Les reenactments, des pratiques culturelles et artistiques (in)actuelles
par Amélie Giguère
Dijon, Les presses du réel, 2020, 421 p.
Après avoir dirigé deux ouvrages aux Presses du réel sur la documentation dans les arts visuels, puis sur la transmission des œuvres performatives et chorégraphiques1, Anne Bénichou se commet cette fois seule et poursuit sa réflexion sur les pratiques qui « rejouent le vivant ». En resserrant son objet d’étude autour du « reenactment2 », mais en découpant ses contours au-delà de la danse et de la performance, l’auteure interroge ses mécanismes, ses dimensions esthétiques, mais également ludiques, éthiques et politiques. Elle propose de privilégier une « acception affective, anachronique, démocratique et dialectique » (p. 14) du reenactment à travers des notions clés plutôt inédites, comme celles de répertoire, d’intermédialité ou de « milieu de mémoire ».
Organisé en trois parties, l’ouvrage se structure autour de cas généralement déjà bien documentés dans les médias ou dans la littérature scientifique. Ils tiennent de pratiques amatrices ou professionnelles, artistiques ou plus largement culturelles, et appartiennent aux domaines de l’histoire et des arts vivants, mais également de la télévision, du cinéma et des univers virtuels.
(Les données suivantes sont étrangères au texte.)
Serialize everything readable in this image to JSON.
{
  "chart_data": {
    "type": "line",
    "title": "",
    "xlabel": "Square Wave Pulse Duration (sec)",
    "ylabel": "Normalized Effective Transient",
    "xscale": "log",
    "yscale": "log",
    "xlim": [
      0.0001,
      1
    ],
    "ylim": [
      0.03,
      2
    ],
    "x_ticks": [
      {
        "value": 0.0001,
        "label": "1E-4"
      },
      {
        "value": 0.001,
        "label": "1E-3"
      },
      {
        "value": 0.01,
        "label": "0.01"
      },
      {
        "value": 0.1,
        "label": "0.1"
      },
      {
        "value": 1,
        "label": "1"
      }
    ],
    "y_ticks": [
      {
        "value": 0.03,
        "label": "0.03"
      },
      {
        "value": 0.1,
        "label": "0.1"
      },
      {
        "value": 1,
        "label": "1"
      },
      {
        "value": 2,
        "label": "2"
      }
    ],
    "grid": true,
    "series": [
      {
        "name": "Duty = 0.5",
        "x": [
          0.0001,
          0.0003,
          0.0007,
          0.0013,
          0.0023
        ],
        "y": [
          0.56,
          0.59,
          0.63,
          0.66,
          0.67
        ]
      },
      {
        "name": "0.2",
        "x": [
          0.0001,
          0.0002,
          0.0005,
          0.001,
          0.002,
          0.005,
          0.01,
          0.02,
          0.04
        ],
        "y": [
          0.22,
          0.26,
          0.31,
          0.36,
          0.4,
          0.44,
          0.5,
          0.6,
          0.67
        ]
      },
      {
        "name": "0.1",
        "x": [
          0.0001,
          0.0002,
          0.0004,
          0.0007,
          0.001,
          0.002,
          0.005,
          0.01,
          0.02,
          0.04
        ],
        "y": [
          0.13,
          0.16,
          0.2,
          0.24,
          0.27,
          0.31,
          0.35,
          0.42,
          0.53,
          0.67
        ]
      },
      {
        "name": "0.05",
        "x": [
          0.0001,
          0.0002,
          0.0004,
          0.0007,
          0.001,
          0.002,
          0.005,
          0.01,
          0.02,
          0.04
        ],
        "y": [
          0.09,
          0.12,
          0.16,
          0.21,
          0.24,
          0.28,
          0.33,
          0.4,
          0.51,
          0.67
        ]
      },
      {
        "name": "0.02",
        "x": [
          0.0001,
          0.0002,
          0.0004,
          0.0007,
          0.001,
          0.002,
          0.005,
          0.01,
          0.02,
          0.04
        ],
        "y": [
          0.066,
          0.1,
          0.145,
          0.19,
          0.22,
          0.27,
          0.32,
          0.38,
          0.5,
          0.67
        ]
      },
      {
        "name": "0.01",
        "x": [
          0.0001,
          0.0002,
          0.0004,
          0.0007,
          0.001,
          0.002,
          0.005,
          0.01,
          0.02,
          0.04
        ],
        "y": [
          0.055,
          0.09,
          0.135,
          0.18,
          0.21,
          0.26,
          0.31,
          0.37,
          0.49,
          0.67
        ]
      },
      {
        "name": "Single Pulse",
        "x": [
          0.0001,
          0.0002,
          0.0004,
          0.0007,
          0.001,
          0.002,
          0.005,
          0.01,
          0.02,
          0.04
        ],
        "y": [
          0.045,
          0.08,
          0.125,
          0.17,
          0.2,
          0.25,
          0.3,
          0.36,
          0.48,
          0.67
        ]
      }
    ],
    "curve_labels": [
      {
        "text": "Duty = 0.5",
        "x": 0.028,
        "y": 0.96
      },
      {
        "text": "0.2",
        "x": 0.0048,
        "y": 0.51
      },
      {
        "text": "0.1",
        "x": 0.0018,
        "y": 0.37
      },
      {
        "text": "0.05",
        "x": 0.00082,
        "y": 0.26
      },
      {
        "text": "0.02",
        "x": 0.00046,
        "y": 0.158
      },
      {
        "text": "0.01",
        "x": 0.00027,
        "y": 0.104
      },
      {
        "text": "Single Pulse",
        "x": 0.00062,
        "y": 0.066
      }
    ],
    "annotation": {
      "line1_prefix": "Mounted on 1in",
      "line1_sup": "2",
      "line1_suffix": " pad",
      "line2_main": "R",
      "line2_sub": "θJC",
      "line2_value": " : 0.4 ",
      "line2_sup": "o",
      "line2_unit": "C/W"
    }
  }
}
On pourrait hésiter à reconnaître, comme relevant d’un même phénomène, une téléréalité historique (dans Le lot du diable, des participants rejouent au petit écran la colonisation de l’Abitibi-Témiscamingue) et une œuvre de danse (dans Archive, le chorégraphe israélien Arkadi Zaides reprend devant public les gestes de compatriotes captés sur des vidéos palestiniennes citoyennes en territoire occupé). Mais dans l’ensemble, la démarche est plutôt convaincante.
Elle permet notamment d’observer comment peuvent être interprétés ou « incorporés », des gestes, des images, des récits, puis réintroduits ou « excorporés » dans le présent. L’analyse de la réception du Lot du diable, dans la presse québécoise francophone et canadienne anglophone, lève le voile sur la différence des imaginaires et sur l’oubli généralisé de l’échec du projet de colonisation. Quant à l’analyse d’Archive, elle fait état d’une réception critique divisée, entre la vision d’une œuvre qui parvient à dépasser la violence et une autre qui, au contraire, enferme dans l’espace chorégraphique des gestes issus du réel.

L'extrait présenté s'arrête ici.